# Thread: Homework Problem: In how many different patterns can these flowers be planted?

1. ## Homework Problem: In how many different patterns can these flowers be planted?

Hello, I am unsure what category this would fall into, but it is a word problem and I can't seem to understand it at all. Please help, and thank you!

Karmen and her mother are planting flowers in their backyard. They have 2 rose bushes, 3 tulip plants and 2 sunflowers. In how many different patterns can these flowers be planted?

2. Originally Posted by Hailey1411
Hello, I am unsure what category this would fall into, but it is a word problem and I can't seem to understand it at all. Please help, and thank you!

Karmen and her mother are planting flowers in their backyard. They have 2 rose bushes, 3 tulip plants and 2 sunflowers. In how many different patterns can these flowers be planted?
Are the flowers to be planted in one row?

For example, since there are 7 plants you can plant 6 in a circle and one at the center, or 4 in row and 3 in next row, or .....

3. Originally Posted by Subhotosh Khan
Are the flowers to be planted in one row?

For example, since there are 7 plants you can plant 6 in a circle and one at the center, or 4 in row and 3 in next row, or .....

Yes, the flowers are to be planted in one row.

4. Originally Posted by Hailey1411
They have 2 rose bushes, 3 tulip plants and 2 sunflowers.
Easier if you use numbers, like:
1's = rose, 2's = sunflowers, 3's = tulips
Make first arrangement: 1 1 2 2 3 3 3
Next : 1 1 2 3 2 3 3

5. Originally Posted by Hailey1411
Hello, I am unsure what category this would fall into, but it is a word problem and I can't seem to understand it at all. Please help, and thank you!

Karmen and her mother are planting flowers in their backyard. They have 2 rose bushes, 3 tulip plants and 2 sunflowers. In how many different patterns can these flowers be planted [in one row]?
You haven't given us any idea how much you have learned about this topic. Have you seen a formula or method for counting the number of ways letters, like RRSSTTT, can be arranged? Are you familiar with permutations and combinations? The more you tell us of what you know and where you are stuck, the more quickly we can help you use what you know to get started.

6. Originally Posted by Dr.Peterson
You haven't given us any idea how much you have learned about this topic. Have you seen a formula or method for counting the number of ways letters, like RRSSTTT, can be arranged? Are you familiar with permutations and combinations? The more you tell us of what you know and where you are stuck, the more quickly we can help you use what you know to get started.
I haven't seen a formula or method, and I am not familiar with permutations or combinations. I don't know very much about this topic at all.

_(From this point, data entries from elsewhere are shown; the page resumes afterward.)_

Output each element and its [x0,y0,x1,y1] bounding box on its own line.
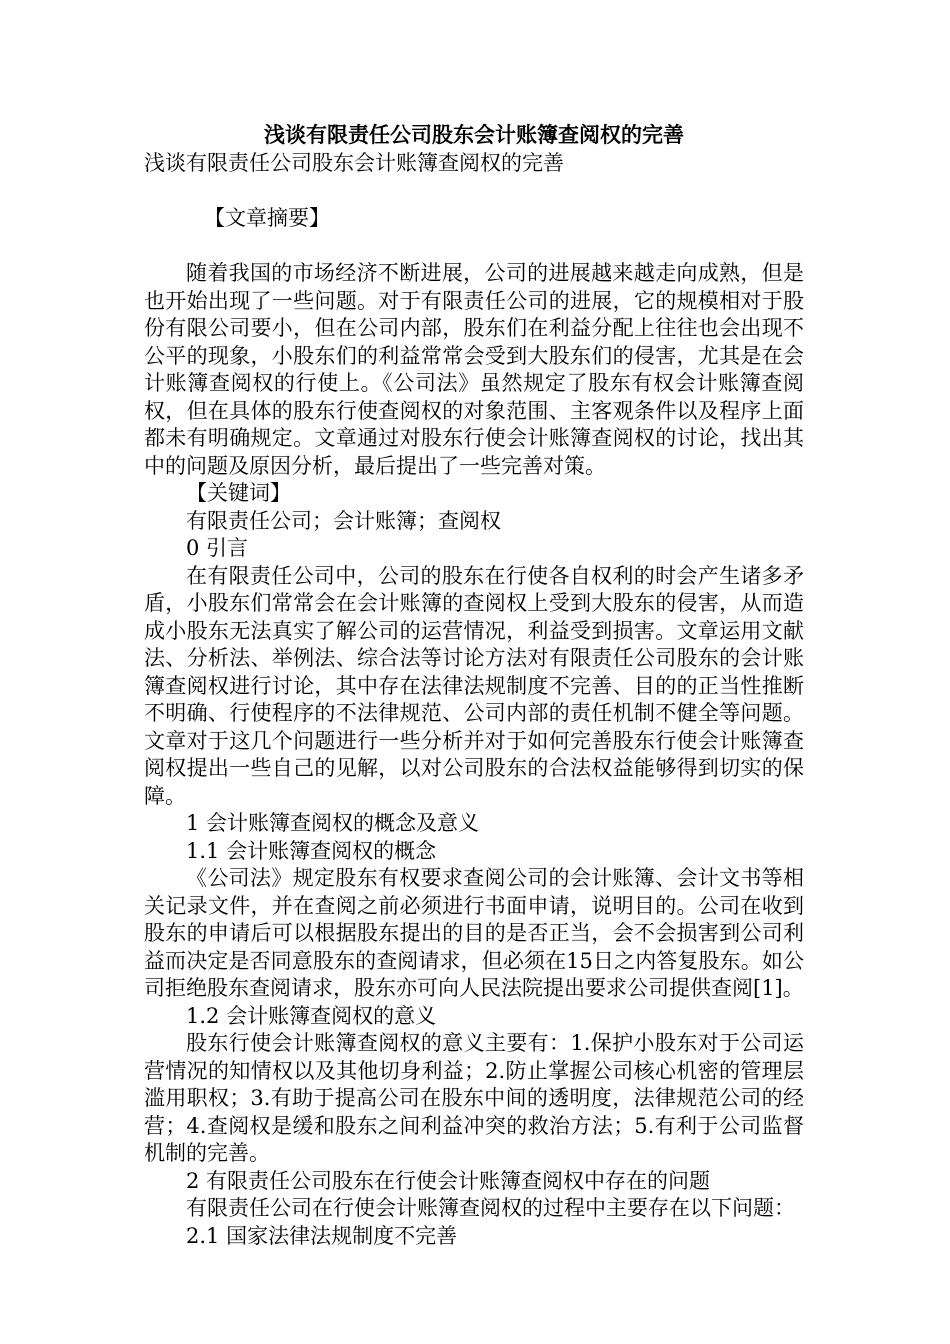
blank-line [144,178,804,206]
section-2-heading: 2 有限责任公司股东在行使会计账簿查阅权中存在的问题 [186,1168,711,1193]
section-1-heading: 1 会计账簿查阅权的概念及意义 [186,811,480,835]
section-0-paragraph: 在有限责任公司中，公司的股东在行使各自权利的时会产生诸多矛盾，小股东们常常会在会计账簿的查阅权上受到大股东的侵害，从而造成小股东无法真实了解公司的运营情况，利益受到损害。文章运用文献法、分析法、举例法、综合法等讨论方法对有限责任公司股东的会计账簿查阅权进行讨论，其中存在法律法规制度不完善、目的的正当性推断不明确、行使程序的不法律规范、公司内部的责任机制不健全等问题。文章对于这几个问题进行一些分析并对于如何完善股东行使会计账簿查阅权提出一些自己的见解，以对公司股东的合法权益能够得到切实的保障。 [144,563,804,808]
blank-line [144,233,804,261]
abstract-heading: 【文章摘要】 [204,206,330,230]
section-0-heading: 0 引言 [186,536,249,560]
section-2-paragraph: 有限责任公司在行使会计账簿查阅权的过程中主要存在以下问题： [186,1196,795,1220]
keywords-heading: 【关键词】 [186,481,291,505]
document-page [144,120,804,1250]
document-subtitle: 浅谈有限责任公司股东会计账簿查阅权的完善 [144,151,564,175]
document-title: 浅谈有限责任公司股东会计账簿查阅权的完善 [264,123,684,147]
keywords-text: 有限责任公司；会计账簿；查阅权 [186,508,501,533]
section-1-1-heading: 1.1 会计账簿查阅权的概念 [186,838,437,863]
section-1-1-paragraph: 《公司法》规定股东有权要求查阅公司的会计账簿、会计文书等相关记录文件，并在查阅之前必须进行书面申请，说明目的。公司在收到股东的申请后可以根据股东提出的目的是否正当，会不会损害到公司利益而决定是否同意股东的查阅请求，但必须在15日之内答复股东。如公司拒绝股东查阅请求，股东亦可向人民法院提出要求公司提供查阅[1]。 [144,866,804,1000]
section-1-2-paragraph: 股东行使会计账簿查阅权的意义主要有：1.保护小股东对于公司运营情况的知情权以及其他切身利益；2.防止掌握公司核心机密的管理层滥用职权；3.有助于提高公司在股东中间的透明度，法律规范公司的经营；4.查阅权是缓和股东之间利益冲突的救治方法；5.有利于公司监督机制的完善。 [144,1031,804,1165]
section-1-2-heading: 1.2 会计账簿查阅权的意义 [186,1003,437,1028]
section-2-1-heading: 2.1 国家法律法规制度不完善 [186,1223,458,1248]
abstract-paragraph: 随着我国的市场经济不断进展，公司的进展越来越走向成熟，但是也开始出现了一些问题。对于有限责任公司的进展，它的规模相对于股份有限公司要小，但在公司内部，股东们在利益分配上往往也会出现不公平的现象，小股东们的利益常常会受到大股东们的侵害，尤其是在会计账簿查阅权的行使上。《公司法》虽然规定了股东有权会计账簿查阅权，但在具体的股东行使查阅权的对象范围、主客观条件以及程序上面都未有明确规定。文章通过对股东行使会计账簿查阅权的讨论，找出其中的问题及原因分析，最后提出了一些完善对策。 [144,261,804,478]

7. Originally Posted by Hailey1411
I haven't seen a formula or method, and I am not familiar with permutations or combinations. I don't know very much about this topic at all.
Okay, since this is homework, you must have been taught something that would be useful. Can you tell us what you do know, that you think you might be expected to use here? What topic have you been learning?

If there is nothing, then probably you are just expected to try listing possibilities. I would use the letters to represent the plants, as I suggested, and find an orderly way to list ways to arrange them:

RRSTSTT
RRSTTST
...

The number you're looking for will require a fairly long list (over 200), but it's not out of the question.

If you do know anything at all about counting arrangements, though, that would probably be easier.

8. Originally Posted by Hailey1411
I haven't seen a formula or method, and I am not familiar with permutations or combinations.
Was this exercise given to you in some math course? It's not really fair for students, when schools assign problems dealing with topics not covered in class!

You need to study some lessons, before trying to understand how to count arrangements.

Try googling keywords permutations with repetition, and look for written lessons or videos that you can understand. Work through the given examples, step by step, using paper and pencil. Make sure you understand the steps, before moving on. Once you have some idea about what you're supposed to be doing, try your exercise again. If you get stuck, you can then come back here and show us what you tried or explain why you're stuck. If you see something in a lesson or example that you don't understand, let us know.

If the topic of counting permutations with repetition seems too confusing, then back up and start your search for lessons on basic counting principles and difference between combinations and permutations. If you cannot locate any lessons that help, please chat up your instructor.

This forum is not an on-line classroom. We provide tutoring. In general, the volunteers here don't have time to type up lectures about general topics or to duplicate lessons that already exist in many forms and locations on the Internet.

9. I agree with mmm. When this kind of vaguely worded problem is given without any prior training about counting principles, it is merely an excuse for a trained teacher to lord it over the students whom he or she has deliberately left in ignorance. Fortunately very, very few teachers are so lacking in self-esteem as to give problems that have not been previously explained in principle to students. If you have been cursed with a teacher whose self-regard demands giving problems to students without having previously given to them the concepts and tools needed to solve those problems, drop the course immediately.